PWM controllers can be a real problem where you have a mix of old style iron core motors and bell armature (coreless) motors.

Coreless motors require a high frequency, typically in the 20kHz to 50kHz range, while iron cored armatures require typically less than 5kHz.

The problem is that when you operate a coreless motor on the lower frequecy you can literally shake the rotor winding apart as it has so little mass it can oscillate at the drive frequency, eventually shaking the winding apart.

But if you operate an iron cored armature with high frequency PWM you get heating problems in the iron core due to losses in the iron at the high frequency, and if left driven like this will eventually overheat.

The end problem is that there is no one PWM frequency which is satisfactory for both motor types. We have DC controllers at our club that have a switch on them for switching between the motor types - but this relies on the operator knowing what sort of motor is fitted.

I tried a custom built PWM controller with the old motors (that's all I have). Absolutely fantastic at ultra slow speed. But as soon as you turned the speed up a bit, the motor sounded absolutely dreadful. I thought it was being ripped apart. Stopped using it.

Very interesting information, I have been playing a bit with making my own PWM controller, combined with a camera to detect position and speed on the layout, do you know if it is possible to "auto detect" the type of motor? - I'll try to do some measurements, but I would guess that you could make a sweep of frequencies, and for the iron cored motors, would see a higher efficiency at the low frequencies (i.e. more speed for a given % of "on" time for the different frequencies)? - maybe some signal analysis could do it too?

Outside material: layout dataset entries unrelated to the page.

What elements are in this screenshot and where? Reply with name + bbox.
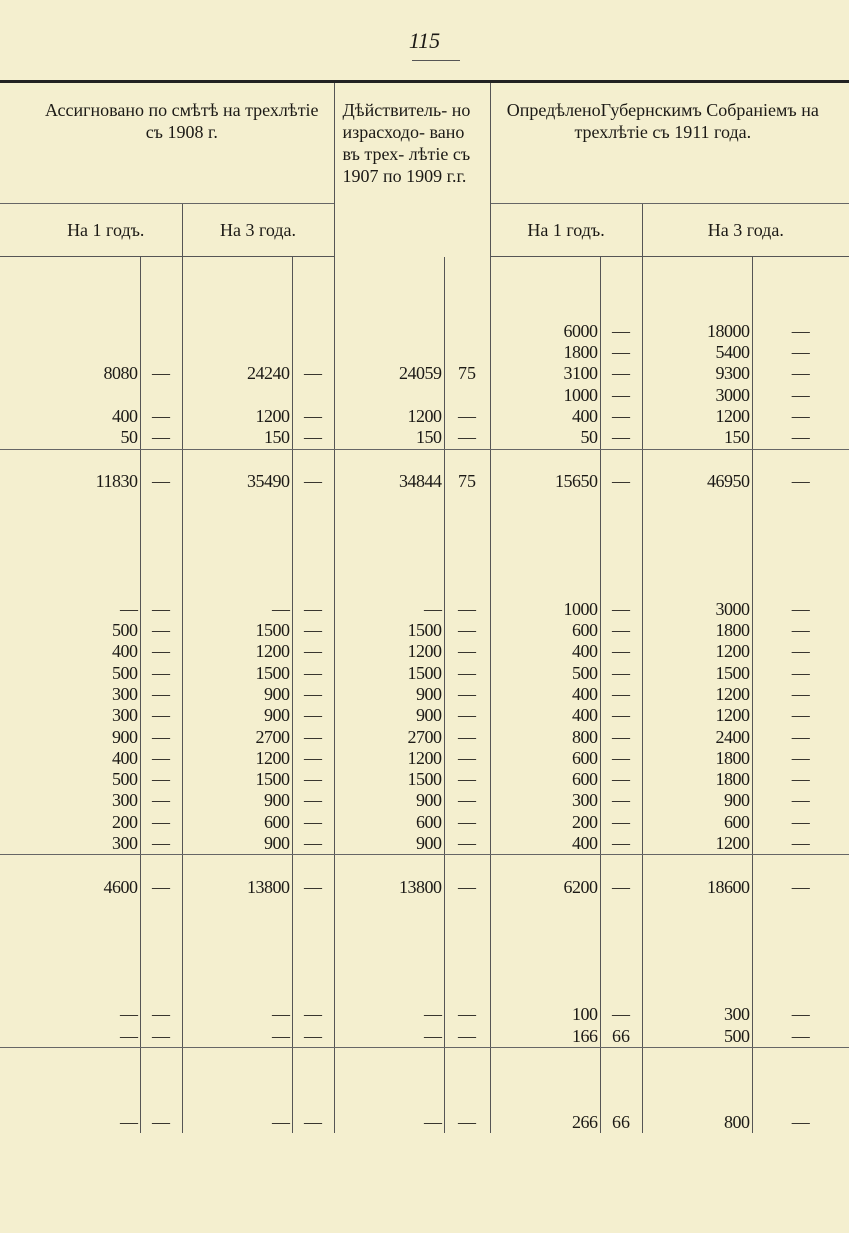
ruble-cell: 4600 [103, 876, 138, 897]
kopeck-cell: — [292, 599, 334, 620]
ruble-cell: 1800 [642, 748, 752, 769]
kopeck-cell [140, 385, 182, 406]
kopeck-cell: — [292, 833, 334, 855]
kopeck-cell: — [600, 321, 642, 342]
ruble-cell: 900 [334, 684, 444, 705]
kopeck-cell: — [140, 769, 182, 790]
kopeck-cell: — [444, 406, 490, 427]
spacer-row [0, 514, 849, 535]
ruble-cell: 100 [490, 1004, 600, 1025]
kopeck-cell: — [752, 385, 849, 406]
ruble-cell: 600 [334, 812, 444, 833]
ruble-cell: 900 [642, 790, 752, 811]
ruble-cell: 1200 [642, 833, 752, 855]
kopeck-cell: — [444, 769, 490, 790]
ruble-cell: 1200 [182, 406, 292, 427]
kopeck-cell: — [752, 427, 849, 449]
ruble-cell: 300 [112, 705, 138, 726]
kopeck-cell: — [600, 599, 642, 620]
table-row [0, 385, 849, 406]
ruble-cell: 1200 [182, 748, 292, 769]
kopeck-cell: — [292, 769, 334, 790]
ruble-cell: 1200 [334, 641, 444, 662]
ruble-cell: 6200 [490, 877, 600, 898]
spacer-row [0, 962, 849, 983]
ruble-cell [0, 385, 140, 406]
kopeck-cell: — [292, 427, 334, 449]
ruble-cell: 500 [642, 1026, 752, 1048]
kopeck-cell: — [752, 748, 849, 769]
kopeck-cell: — [600, 833, 642, 855]
table-row [0, 769, 849, 790]
kopeck-cell: — [752, 663, 849, 684]
ruble-cell: 400 [490, 705, 600, 726]
header-assigned: Ассигновано по смѣтѣ на трехлѣтіе съ 1908 г. [0, 82, 334, 204]
ruble-cell: 13800 [334, 877, 444, 898]
kopeck-cell [292, 385, 334, 406]
ruble-cell: 600 [182, 812, 292, 833]
kopeck-cell: — [752, 1026, 849, 1048]
budget-table-wrap [0, 80, 849, 1233]
kopeck-cell: — [140, 620, 182, 641]
ruble-cell: 46950 [642, 471, 752, 492]
kopeck-cell: — [292, 812, 334, 833]
ruble-cell [0, 321, 140, 342]
kopeck-cell: — [292, 790, 334, 811]
table-row [0, 705, 849, 726]
header-decided: ОпредѣленоГубернскимъ Собраніемъ на трехлѣтіе съ 1911 года. [490, 82, 849, 204]
kopeck-cell: — [752, 471, 849, 492]
ruble-cell: 150 [182, 427, 292, 449]
ruble-cell: 1000 [490, 385, 600, 406]
ruble-cell: — [334, 1026, 444, 1048]
table-row [0, 790, 849, 811]
kopeck-cell: — [292, 684, 334, 705]
ruble-cell: 1200 [334, 406, 444, 427]
spacer-row [0, 1047, 849, 1069]
kopeck-cell: — [444, 705, 490, 726]
kopeck-cell: — [292, 877, 334, 898]
table-row [0, 1004, 849, 1025]
ruble-cell: 1800 [490, 342, 600, 363]
kopeck-cell: — [444, 812, 490, 833]
ruble-cell: 2700 [334, 727, 444, 748]
ruble-cell: 900 [182, 790, 292, 811]
ruble-cell: 1500 [642, 663, 752, 684]
ruble-cell: 300 [642, 1004, 752, 1025]
ruble-cell: 300 [0, 833, 140, 855]
kopeck-cell: — [752, 363, 849, 384]
ruble-cell: 11830 [95, 470, 138, 491]
kopeck-cell [444, 342, 490, 363]
ruble-cell: 400 [490, 406, 600, 427]
table-row [0, 727, 849, 748]
kopeck-cell: — [140, 833, 182, 855]
kopeck-cell [140, 321, 182, 342]
spacer-row [0, 556, 849, 577]
ruble-cell: 500 [112, 620, 138, 641]
kopeck-cell: — [444, 620, 490, 641]
ruble-cell: 600 [642, 812, 752, 833]
kopeck-cell: — [752, 342, 849, 363]
spacer-row [0, 983, 849, 1004]
spacer-row [0, 535, 849, 556]
ruble-cell: 5400 [642, 342, 752, 363]
kopeck-cell: — [752, 620, 849, 641]
header-spent: Дѣйствитель- но израсходо- вано въ трех- лѣтіе съ 1907 по 1909 г.г. [334, 82, 490, 257]
kopeck-cell: — [600, 363, 642, 384]
ruble-cell [334, 385, 444, 406]
ruble-cell: — [120, 1111, 138, 1132]
kopeck-cell: — [444, 727, 490, 748]
kopeck-cell: — [140, 748, 182, 769]
table-row [0, 641, 849, 662]
kopeck-cell: — [444, 1112, 490, 1133]
kopeck-cell: — [444, 427, 490, 449]
ruble-cell [334, 342, 444, 363]
header-one-year-decided: На 1 годъ. [490, 204, 642, 257]
kopeck-cell: — [752, 705, 849, 726]
kopeck-cell: — [600, 790, 642, 811]
ruble-cell: 1500 [182, 620, 292, 641]
ruble-cell: 900 [334, 705, 444, 726]
ruble-cell: 500 [490, 663, 600, 684]
ruble-cell: 600 [490, 620, 600, 641]
kopeck-cell: — [140, 471, 182, 492]
kopeck-cell: — [444, 641, 490, 662]
kopeck-cell: — [444, 877, 490, 898]
kopeck-cell: — [292, 748, 334, 769]
ruble-cell: — [334, 599, 444, 620]
kopeck-cell: 66 [600, 1026, 642, 1048]
budget-table-body [0, 257, 849, 1134]
ruble-cell: 800 [642, 1112, 752, 1133]
kopeck-cell: — [752, 406, 849, 427]
table-row [0, 471, 849, 492]
kopeck-cell: — [752, 321, 849, 342]
ruble-cell [182, 342, 292, 363]
kopeck-cell: — [140, 1026, 182, 1048]
ruble-cell: 1500 [182, 769, 292, 790]
ruble-cell: 1200 [642, 641, 752, 662]
table-row [0, 684, 849, 705]
kopeck-cell: — [600, 812, 642, 833]
kopeck-cell: — [140, 705, 182, 726]
kopeck-cell: 75 [444, 471, 490, 492]
kopeck-cell: — [140, 790, 182, 811]
spacer-row [0, 577, 849, 598]
kopeck-cell: — [600, 877, 642, 898]
kopeck-cell: — [292, 1026, 334, 1048]
table-row [0, 748, 849, 769]
ruble-cell: 2700 [182, 727, 292, 748]
kopeck-cell [444, 385, 490, 406]
table-row [0, 1112, 849, 1133]
ruble-cell: — [334, 1004, 444, 1025]
ruble-cell: 300 [112, 683, 138, 704]
ruble-cell: — [0, 1026, 140, 1048]
table-row [0, 427, 849, 449]
kopeck-cell: — [752, 1004, 849, 1025]
header-three-years-decided: На 3 года. [642, 204, 849, 257]
ruble-cell: 1200 [334, 748, 444, 769]
kopeck-cell: — [600, 769, 642, 790]
table-row [0, 342, 849, 363]
ruble-cell: 400 [490, 833, 600, 855]
kopeck-cell: — [600, 385, 642, 406]
kopeck-cell: — [140, 406, 182, 427]
ruble-cell: 3000 [642, 599, 752, 620]
ruble-cell: 3000 [642, 385, 752, 406]
ruble-cell: 150 [334, 427, 444, 449]
ruble-cell: 1200 [642, 684, 752, 705]
kopeck-cell [444, 321, 490, 342]
kopeck-cell: — [600, 705, 642, 726]
ruble-cell: 1500 [334, 620, 444, 641]
ruble-cell: 300 [112, 790, 138, 811]
ruble-cell: — [182, 599, 292, 620]
kopeck-cell: — [444, 1004, 490, 1025]
ruble-cell: 900 [112, 726, 138, 747]
ruble-cell: 13800 [182, 877, 292, 898]
kopeck-cell: — [140, 1112, 182, 1133]
kopeck-cell: — [140, 1004, 182, 1025]
ruble-cell: 900 [182, 684, 292, 705]
ruble-cell: 50 [490, 427, 600, 449]
kopeck-cell: — [292, 1112, 334, 1133]
kopeck-cell: — [292, 727, 334, 748]
ruble-cell: 34844 [334, 471, 444, 492]
ruble-cell: 900 [182, 833, 292, 855]
ruble-cell: 500 [112, 662, 138, 683]
kopeck-cell: — [140, 663, 182, 684]
ruble-cell: 18600 [642, 877, 752, 898]
kopeck-cell: — [752, 727, 849, 748]
ruble-cell: 1800 [642, 769, 752, 790]
ruble-cell: 1800 [642, 620, 752, 641]
kopeck-cell: — [752, 812, 849, 833]
kopeck-cell: — [600, 748, 642, 769]
header-one-year: На 1 годъ. [0, 204, 182, 257]
ruble-cell: 400 [490, 684, 600, 705]
kopeck-cell: — [292, 705, 334, 726]
header-three-years: На 3 года. [182, 204, 334, 257]
ruble-cell: 900 [182, 705, 292, 726]
kopeck-cell: — [140, 727, 182, 748]
page-number-rule [412, 60, 460, 61]
kopeck-cell: — [292, 641, 334, 662]
ruble-cell: 2400 [642, 727, 752, 748]
kopeck-cell: — [140, 684, 182, 705]
table-row [0, 877, 849, 898]
ruble-cell: 166 [490, 1026, 600, 1048]
kopeck-cell: — [600, 342, 642, 363]
ruble-cell: 1200 [642, 705, 752, 726]
ruble-cell: 8080 [103, 363, 138, 384]
ruble-cell: 50 [0, 427, 140, 449]
ruble-cell: 400 [112, 641, 138, 662]
kopeck-cell: — [752, 769, 849, 790]
ruble-cell: 1000 [490, 599, 600, 620]
kopeck-cell: — [444, 684, 490, 705]
ruble-cell: 500 [112, 769, 138, 790]
kopeck-cell: — [752, 833, 849, 855]
kopeck-cell: 66 [600, 1112, 642, 1133]
table-row [0, 833, 849, 855]
ruble-cell: — [182, 1026, 292, 1048]
kopeck-cell: — [292, 620, 334, 641]
kopeck-cell: — [600, 663, 642, 684]
kopeck-cell: — [444, 1026, 490, 1048]
ruble-cell: 9300 [642, 363, 752, 384]
spacer-row [0, 1091, 849, 1112]
page-number: 115 [408, 28, 441, 53]
ruble-cell: 1500 [334, 769, 444, 790]
header-row-top [0, 82, 849, 204]
ruble-cell: 200 [112, 811, 138, 832]
ruble-cell [334, 321, 444, 342]
table-row [0, 406, 849, 427]
ruble-cell: — [120, 598, 138, 619]
kopeck-cell [140, 342, 182, 363]
kopeck-cell: — [140, 877, 182, 898]
spacer-row [0, 449, 849, 471]
kopeck-cell: 75 [444, 363, 490, 384]
table-row [0, 1026, 849, 1048]
kopeck-cell: — [752, 1112, 849, 1133]
spacer-row [0, 855, 849, 877]
kopeck-cell [292, 321, 334, 342]
kopeck-cell: — [140, 363, 182, 384]
ruble-cell: 15650 [490, 471, 600, 492]
ruble-cell: 150 [642, 427, 752, 449]
kopeck-cell: — [444, 663, 490, 684]
kopeck-cell: — [140, 812, 182, 833]
kopeck-cell: — [752, 877, 849, 898]
kopeck-cell: — [600, 620, 642, 641]
kopeck-cell: — [140, 599, 182, 620]
ruble-cell: 600 [490, 769, 600, 790]
kopeck-cell: — [140, 427, 182, 449]
spacer-row [0, 919, 849, 940]
spacer-row [0, 941, 849, 962]
ruble-cell: 400 [112, 406, 138, 427]
kopeck-cell: — [292, 663, 334, 684]
kopeck-cell: — [140, 641, 182, 662]
ruble-cell: 35490 [182, 471, 292, 492]
table-row [0, 321, 849, 342]
table-row [0, 663, 849, 684]
kopeck-cell: — [444, 748, 490, 769]
ruble-cell: — [182, 1004, 292, 1025]
spacer-row [0, 278, 849, 299]
kopeck-cell: — [292, 406, 334, 427]
spacer-row [0, 257, 849, 279]
kopeck-cell [292, 342, 334, 363]
spacer-row [0, 492, 849, 513]
ruble-cell: 3100 [490, 363, 600, 384]
ruble-cell: 1500 [334, 663, 444, 684]
ruble-cell: 400 [490, 641, 600, 662]
kopeck-cell: — [444, 599, 490, 620]
kopeck-cell: — [752, 599, 849, 620]
ruble-cell: — [120, 1004, 138, 1025]
ruble-cell: 800 [490, 727, 600, 748]
ruble-cell: 300 [490, 790, 600, 811]
ruble-cell: 900 [334, 833, 444, 855]
ruble-cell: 1200 [182, 641, 292, 662]
kopeck-cell: — [292, 363, 334, 384]
kopeck-cell: — [600, 641, 642, 662]
ruble-cell: 200 [490, 812, 600, 833]
kopeck-cell: — [444, 790, 490, 811]
spacer-row [0, 300, 849, 321]
ruble-cell [182, 385, 292, 406]
kopeck-cell: — [600, 727, 642, 748]
kopeck-cell: — [292, 1004, 334, 1025]
budget-table [0, 80, 849, 1133]
table-row [0, 812, 849, 833]
table-row [0, 599, 849, 620]
ruble-cell: 600 [490, 748, 600, 769]
kopeck-cell: — [600, 471, 642, 492]
ruble-cell: 1500 [182, 663, 292, 684]
ruble-cell: 6000 [490, 321, 600, 342]
ruble-cell: 266 [490, 1112, 600, 1133]
ruble-cell: 18000 [642, 321, 752, 342]
ruble-cell: 900 [334, 790, 444, 811]
ruble-cell: 24059 [334, 363, 444, 384]
spacer-row [0, 898, 849, 919]
kopeck-cell: — [444, 833, 490, 855]
ruble-cell: — [182, 1112, 292, 1133]
kopeck-cell: — [600, 406, 642, 427]
ruble-cell [182, 321, 292, 342]
kopeck-cell: — [752, 641, 849, 662]
ruble-cell: 24240 [182, 363, 292, 384]
ruble-cell: — [334, 1112, 444, 1133]
kopeck-cell: — [752, 790, 849, 811]
ruble-cell [0, 342, 140, 363]
kopeck-cell: — [600, 427, 642, 449]
ruble-cell: 400 [112, 747, 138, 768]
spacer-row [0, 1069, 849, 1090]
table-row [0, 363, 849, 384]
kopeck-cell: — [600, 1004, 642, 1025]
table-row [0, 620, 849, 641]
kopeck-cell: — [752, 684, 849, 705]
kopeck-cell: — [600, 684, 642, 705]
ruble-cell: 1200 [642, 406, 752, 427]
kopeck-cell: — [292, 471, 334, 492]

How do I tell what kind of motor is in a given loco (like from the model number or by taking it apart) so I know what I'm measuring on?

Newer coreless motors will have lower inductance than the old style motor, so if you were to measure the current with a high-ish frequency signal you could use this to detect which is which. I imagine you could use the PWM itself for this - start with a high frequency PWM and low duty cycle and if the current is below a certain threshold switch to a lower frequency.

Cheers


Chris

What is the gaugemaster design?

That YouTube video is very good. I had thought that the Gaugemaster controllers were PWM, but it seems I was wrong. Gaugemaster's website is somewhat inscrutable regarding how their products work.

To the OP I would recommend one Rokuhan controller (buy or borrow) to test first. With my collection of Marklin locos I found the Rokuhan controllers to be "difficult". With some older engines the controller safety would trip and shutdown, other newer ones would not stop running at low throttle due to Rokuhan's ingenious system that keeps the lights of their locos on at the throttle stop. And a lot ran just fine. I used PWM controllers by Snailspeed too. In the end I settled on the older Marklin white controllers that are hard wired because they just work, but with those big speed steps that we all dislike. Regarding AZL I converted all of mine to DCC and use an NCE Powercab. But I never had a problem running AZL or MTL locos with Rokuhan. My Marklin European trains remain DC.